Sluijter M, van der Sluis TC, van der Velden PA, Versluis M, West BL, van der Burg SH, van Hall T - PLoS ONE (2014)

Bottom Line: The cytokine CSF-1 (or M-CSF) is an important factor of TAM recruitment and differentiation and several pharmacological agents targeting the CSF-1 receptor (CSF-1R) have been developed to regulate TAM in solid cancers.Elevated IFNγ production by T cells was observed in mice treated with the combination of PLX3397 and immunotherapy.These results support the combined use of CSF-1R inhibition with CD8 T cell immunotherapy, especially for macrophage-stimulating tumors.

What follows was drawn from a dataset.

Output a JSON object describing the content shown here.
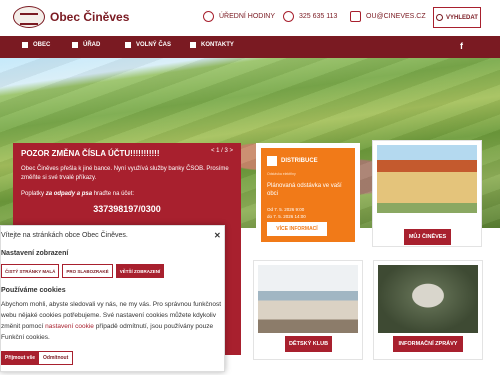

View Article: PubMed Central - PubMed

Affiliation: Department of Clinical Oncology, Leiden University Medical Center, Leiden, the Netherlands.

ABSTRACT
Tumor associated macrophages (TAM) can promote angiogenesis, invasiveness and immunosuppression. The cytokine CSF-1 (or M-CSF) is an important factor of TAM recruitment and differentiation and several pharmacological agents targeting the CSF-1 receptor (CSF-1R) have been developed to regulate TAM in solid cancers. We show that the kinase inhibitor PLX3397 strongly dampened the systemic and local accumulation of macrophages driven by B16F10 melanomas, without affecting Gr-1(+) myeloid derived suppressor cells. Removal of intratumoral macrophages was remarkably efficient and a modest, but statistically significant, delay in melanoma outgrowth was observed. Importantly, CSF-1R inhibition strongly enhanced tumor control by immunotherapy using tumor-specific CD8 T cells. Elevated IFNγ production by T cells was observed in mice treated with the combination of PLX3397 and immunotherapy. These results support the combined use of CSF-1R inhibition with CD8 T cell immunotherapy, especially for macrophage-stimulating tumors.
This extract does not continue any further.